Ahavat Yisrael vs Jewish Civilization
Mordecai Kaplan - founder of Reconstructionist Judaism - famously defined Judaism as "the evolving civilization of the Jewish people." He also was a notorious innovator, on the "left wing" of American Judaism, and not afraid to antagonize Jews of all stripes, most certainly the Orthodox. In fact he himself was excommunicated and his first Reconstructionist Prayer Book was burnt by Orthodox Jews in NYC in 1945.
Neither Kaplan nor his Orthodox opponents where deterred from expressing their opinions by an over concern for propriety, nor were they persuaded to hide their conflicts in order to promote a false "Jewish unity" for public consumption. Though Kaplan was certainly committed to the survival of the Jewish People, he was not cowed by a call for "Ahavat Yisrael" (the Love of Israel) in either his criticism of other Jews or of the State of Israel. Neither where his Orthodox opponents.
But that is precisely what living in a civilization means. While you are steeped in its symbols, metaphors, arguments, ideas, values - you don't necessarily support them all. Indeed you fight to shape the civilization to those values you hold most dear; to have it adopt the symbols and metaphors that speak loudest to you and disown the characteristics you find most troublesome; to shape the civilization in your own image. Criticizing other members of your civilization or its institutions can in fact be the height of communal commitment. It is a sign of caring and involvement. In the Jewish context, it can be motivated, as often as not, by "Ahavat Yisrael" as by its opposite.
What should matter, to those that are worried about the survival of Jewish civilization, is that people are involved. That they know the issues, symbols, images, and care enough to discuss them passionately and to express their opinions publicly is a good thing, and should be seen as such, and encouraged.

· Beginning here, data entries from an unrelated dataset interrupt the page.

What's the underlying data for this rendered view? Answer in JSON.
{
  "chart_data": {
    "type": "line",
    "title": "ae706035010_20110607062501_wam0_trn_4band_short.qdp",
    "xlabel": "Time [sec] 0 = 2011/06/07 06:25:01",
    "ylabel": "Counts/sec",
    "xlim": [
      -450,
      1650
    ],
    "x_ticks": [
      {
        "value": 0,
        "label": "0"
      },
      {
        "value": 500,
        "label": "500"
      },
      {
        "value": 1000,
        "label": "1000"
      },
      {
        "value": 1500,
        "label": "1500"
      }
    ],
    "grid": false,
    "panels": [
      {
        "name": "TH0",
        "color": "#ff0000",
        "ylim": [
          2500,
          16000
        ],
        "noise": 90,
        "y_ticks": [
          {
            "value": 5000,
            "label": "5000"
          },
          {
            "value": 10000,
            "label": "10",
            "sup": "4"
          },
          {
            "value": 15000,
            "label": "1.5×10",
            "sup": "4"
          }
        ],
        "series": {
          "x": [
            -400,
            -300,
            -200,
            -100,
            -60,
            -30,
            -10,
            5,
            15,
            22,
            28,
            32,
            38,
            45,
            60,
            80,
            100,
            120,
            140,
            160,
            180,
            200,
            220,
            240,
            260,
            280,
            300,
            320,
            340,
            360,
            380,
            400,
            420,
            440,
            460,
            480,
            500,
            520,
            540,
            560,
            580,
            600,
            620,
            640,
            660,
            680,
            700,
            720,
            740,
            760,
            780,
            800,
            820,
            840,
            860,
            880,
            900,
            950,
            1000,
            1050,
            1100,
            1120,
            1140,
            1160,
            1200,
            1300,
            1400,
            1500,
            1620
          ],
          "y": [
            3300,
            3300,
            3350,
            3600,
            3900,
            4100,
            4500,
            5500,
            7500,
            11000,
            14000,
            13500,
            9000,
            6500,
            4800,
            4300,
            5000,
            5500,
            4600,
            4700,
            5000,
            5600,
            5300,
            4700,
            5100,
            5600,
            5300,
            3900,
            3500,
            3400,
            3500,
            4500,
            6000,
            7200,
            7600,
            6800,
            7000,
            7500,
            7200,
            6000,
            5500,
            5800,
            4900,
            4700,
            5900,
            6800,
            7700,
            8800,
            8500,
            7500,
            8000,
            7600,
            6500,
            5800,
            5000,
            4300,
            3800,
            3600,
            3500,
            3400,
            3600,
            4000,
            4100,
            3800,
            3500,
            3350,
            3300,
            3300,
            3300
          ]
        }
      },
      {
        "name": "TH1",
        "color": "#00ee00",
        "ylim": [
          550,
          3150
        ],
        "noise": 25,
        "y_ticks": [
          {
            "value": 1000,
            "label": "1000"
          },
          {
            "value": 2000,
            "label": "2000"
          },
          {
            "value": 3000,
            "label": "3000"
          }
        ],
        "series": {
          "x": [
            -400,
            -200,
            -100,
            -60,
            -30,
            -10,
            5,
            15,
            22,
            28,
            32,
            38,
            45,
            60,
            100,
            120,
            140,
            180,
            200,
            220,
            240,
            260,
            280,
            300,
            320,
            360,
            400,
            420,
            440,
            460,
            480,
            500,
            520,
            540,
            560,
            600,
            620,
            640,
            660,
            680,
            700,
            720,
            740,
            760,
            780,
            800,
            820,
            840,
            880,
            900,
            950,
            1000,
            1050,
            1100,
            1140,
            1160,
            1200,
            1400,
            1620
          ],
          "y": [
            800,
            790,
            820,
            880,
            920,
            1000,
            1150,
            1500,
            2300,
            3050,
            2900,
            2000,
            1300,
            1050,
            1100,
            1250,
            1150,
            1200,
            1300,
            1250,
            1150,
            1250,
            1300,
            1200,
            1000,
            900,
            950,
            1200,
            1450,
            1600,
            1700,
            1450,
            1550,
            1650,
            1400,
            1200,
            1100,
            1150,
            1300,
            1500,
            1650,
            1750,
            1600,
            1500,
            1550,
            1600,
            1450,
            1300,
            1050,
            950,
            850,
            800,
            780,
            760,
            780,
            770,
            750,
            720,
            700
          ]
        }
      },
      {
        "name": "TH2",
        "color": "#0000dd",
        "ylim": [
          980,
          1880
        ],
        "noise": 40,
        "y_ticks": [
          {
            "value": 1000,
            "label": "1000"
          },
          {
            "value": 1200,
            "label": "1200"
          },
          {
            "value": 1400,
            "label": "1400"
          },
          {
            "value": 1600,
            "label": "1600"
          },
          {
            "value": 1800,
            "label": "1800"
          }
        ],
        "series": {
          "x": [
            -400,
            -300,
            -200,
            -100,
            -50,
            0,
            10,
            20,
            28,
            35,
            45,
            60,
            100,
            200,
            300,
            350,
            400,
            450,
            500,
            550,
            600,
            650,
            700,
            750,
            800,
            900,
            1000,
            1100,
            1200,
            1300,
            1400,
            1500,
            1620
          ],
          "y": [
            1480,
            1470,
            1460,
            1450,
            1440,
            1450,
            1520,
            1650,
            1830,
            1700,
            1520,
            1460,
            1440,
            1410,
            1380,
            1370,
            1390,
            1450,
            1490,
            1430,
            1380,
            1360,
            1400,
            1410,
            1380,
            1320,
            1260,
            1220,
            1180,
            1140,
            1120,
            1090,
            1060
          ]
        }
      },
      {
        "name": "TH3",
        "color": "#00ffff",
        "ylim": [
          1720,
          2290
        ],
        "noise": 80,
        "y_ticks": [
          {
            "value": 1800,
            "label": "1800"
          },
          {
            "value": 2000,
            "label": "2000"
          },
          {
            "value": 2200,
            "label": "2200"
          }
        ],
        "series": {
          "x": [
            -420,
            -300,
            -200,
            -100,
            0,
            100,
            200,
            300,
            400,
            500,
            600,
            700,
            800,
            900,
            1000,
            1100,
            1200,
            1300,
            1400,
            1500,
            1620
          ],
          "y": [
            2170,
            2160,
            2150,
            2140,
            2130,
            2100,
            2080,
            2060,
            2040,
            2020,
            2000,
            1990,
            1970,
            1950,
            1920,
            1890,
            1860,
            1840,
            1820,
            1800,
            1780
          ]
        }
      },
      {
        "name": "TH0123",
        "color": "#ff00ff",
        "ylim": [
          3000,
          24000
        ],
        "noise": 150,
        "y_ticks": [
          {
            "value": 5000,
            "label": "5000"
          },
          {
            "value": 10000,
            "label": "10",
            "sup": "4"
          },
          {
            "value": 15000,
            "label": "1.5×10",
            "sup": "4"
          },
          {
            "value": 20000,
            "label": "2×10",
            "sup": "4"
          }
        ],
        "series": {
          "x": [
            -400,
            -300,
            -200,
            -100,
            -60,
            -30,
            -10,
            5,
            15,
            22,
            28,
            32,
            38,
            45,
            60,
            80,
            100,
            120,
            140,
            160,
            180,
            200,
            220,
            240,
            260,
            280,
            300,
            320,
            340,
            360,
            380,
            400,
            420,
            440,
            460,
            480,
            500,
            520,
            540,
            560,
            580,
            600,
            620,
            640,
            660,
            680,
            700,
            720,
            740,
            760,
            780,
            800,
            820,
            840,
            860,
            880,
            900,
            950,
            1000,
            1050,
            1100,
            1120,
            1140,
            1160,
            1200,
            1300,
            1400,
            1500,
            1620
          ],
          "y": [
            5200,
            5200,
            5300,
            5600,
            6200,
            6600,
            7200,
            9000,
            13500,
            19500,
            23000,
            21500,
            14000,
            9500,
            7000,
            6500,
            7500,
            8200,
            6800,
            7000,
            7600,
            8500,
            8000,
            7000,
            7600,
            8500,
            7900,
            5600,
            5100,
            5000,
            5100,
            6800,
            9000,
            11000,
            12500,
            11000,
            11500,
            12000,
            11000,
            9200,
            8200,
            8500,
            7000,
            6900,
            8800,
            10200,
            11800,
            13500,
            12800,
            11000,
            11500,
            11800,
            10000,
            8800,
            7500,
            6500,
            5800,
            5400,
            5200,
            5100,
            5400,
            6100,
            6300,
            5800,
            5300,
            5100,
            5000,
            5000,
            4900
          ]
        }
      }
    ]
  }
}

I was brought to this insight partly by this humorous ad (click on video above). Obviously created by and for secular Israelis, it pokes fun at the ultra-orthodox, in order to sell High Definition TV to Israelis. It makes use of images and symbols that will no doubt make Hasidim cringe. It uses their very opposition to modernity as a selling feature of HD TV. The implicit assumption of the advertiser is that, for secular Israelis, if the ultra-orthodox hate it, it must be good. Some will see this as sinat yisrael - hatred of fellow Jews. And indeed it might be. There is no love lost between secular and ultra-orthodox Israelis.
But it is also a sign that the secular Israelis - both the ad makers and the target audience - are steeped in a common Jewish civilization with their haredi counterparts. Non Jews (and probably and large number of North American Jews) will not get this ad - how perfectly it plays on ultra-orthodox "mishegaas". And how perfectly it says, "This is not the Jewish civilization that we want."
Sadly many Jewish institutions feel that much criticism is outside the pale. This only serves to make Judaism seem monolithic and boring. It drives people away, and makes the continued vibrancy and indeed survival of Jewish civilization a question mark. We need more chutzpadik ads, more edgy criticism, more debate - not less.